Her daughter Roxanne is smart, and they have trouble convincing her that more tornadoes won't hit here. They tell her the odds are one in a million. She wants to believe it, but she's skeptical.

Don't Dwell On It

Akin didn't pay much attention to all of the promises. For weeks after the storm, businesses and churches blew through with pledges to give money and donate new trailers. There was even talk of the neighbors getting real houses.

Much of it never materialized, although enough donations were raised to replace several of the mobile homes that were demolished.

Akin got $5,000 when the local elementary school held a fundraiser, and she got $28,200 from the Federal Emergency Management Agency. She used the money to buy a 10-year-old, doublewide mobile home for her, her fiance and the three sons she has living at home. Volunteers helped her fix it up.
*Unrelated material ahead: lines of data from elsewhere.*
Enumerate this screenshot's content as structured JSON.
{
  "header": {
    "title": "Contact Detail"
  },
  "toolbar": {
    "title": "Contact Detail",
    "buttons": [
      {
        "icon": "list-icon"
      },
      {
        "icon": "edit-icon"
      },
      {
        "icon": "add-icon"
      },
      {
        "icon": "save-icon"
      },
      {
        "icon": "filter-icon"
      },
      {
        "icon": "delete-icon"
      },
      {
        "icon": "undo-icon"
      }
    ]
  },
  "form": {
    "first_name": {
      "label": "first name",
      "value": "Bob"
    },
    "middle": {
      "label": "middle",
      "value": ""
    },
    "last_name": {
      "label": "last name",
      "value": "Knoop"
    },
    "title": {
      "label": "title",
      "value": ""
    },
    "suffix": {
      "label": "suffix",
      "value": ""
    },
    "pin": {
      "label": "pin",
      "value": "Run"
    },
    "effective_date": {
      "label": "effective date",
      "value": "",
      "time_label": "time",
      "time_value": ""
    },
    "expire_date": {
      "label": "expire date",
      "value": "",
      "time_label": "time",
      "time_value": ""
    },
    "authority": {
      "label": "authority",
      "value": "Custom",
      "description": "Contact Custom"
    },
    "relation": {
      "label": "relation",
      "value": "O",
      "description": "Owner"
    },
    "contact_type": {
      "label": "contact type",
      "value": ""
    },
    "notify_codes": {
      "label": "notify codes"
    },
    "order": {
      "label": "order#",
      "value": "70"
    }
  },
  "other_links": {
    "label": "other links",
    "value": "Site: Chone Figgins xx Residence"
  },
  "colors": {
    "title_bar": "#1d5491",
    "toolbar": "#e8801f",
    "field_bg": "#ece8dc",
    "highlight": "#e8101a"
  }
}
She was in a hurry, she says. "You're basically homeless. You're standing there, and everything you had was gone," she says, describing what she saw after the storm.

At dawn, the only thing standing was the grandfather clock she kept in her living room.

Her boys didn't want to move into another mobile home at first, Akin says. They worried it, too, would blow away.

She reasoned with them: "You've just got to go on with yourself - and be strong about it." And then she tried to do the same.

Getting to work was the best thing, and it still is, she says. While they make a new home, rebuild the fences that hold their horses and the pens that hold their pigs, they wait for everything else to heal.

Dustin Kennedy, her fiance, shares the same philosophy on how to get better: Don't dwell on it.

"I don't think too much about what I seen," Kennedy says. "I try not to, as much as possible."

After climbing out from under the walls of their mobile home that night, he ran through the driving rain, following the screaming.

He ended up seeing every one of his dead neighbors. He found the Nolans first, the boy lying alongside his dad. Then to the Downings, where he helped haul debris off the bodies of Carla and his good friend Donald.

And he was thinking of quiet, serious Richard as he helped carry his young friend David out of the rubble. David was white-faced, with a broken pelvis, and he died while Kennedy was loading him into the back seat of a sheriff's cruiser.

"I had his shoulders in my hands," Kennedy says.

When daylight came, he was still helping identify bodies.

Potted Roses

After the storm, Alford bought white rose bushes. They sit in plastic pots outside the camper.

She's waiting to find out whether they will keep their home before she sets the plants in the ground. They're covered with blooms.

She and Hicks won't consider moving voluntarily. They can't shake the feeling this is the land they were set down on.

"God wants me here. He left me here," Hicks says.

He says he'll never forget what it felt like when the funnel let him go. As it moved off into the woods, blazing with lightning, he had the sensation it was still pulling on him.

He gained just enough footing to stop himself.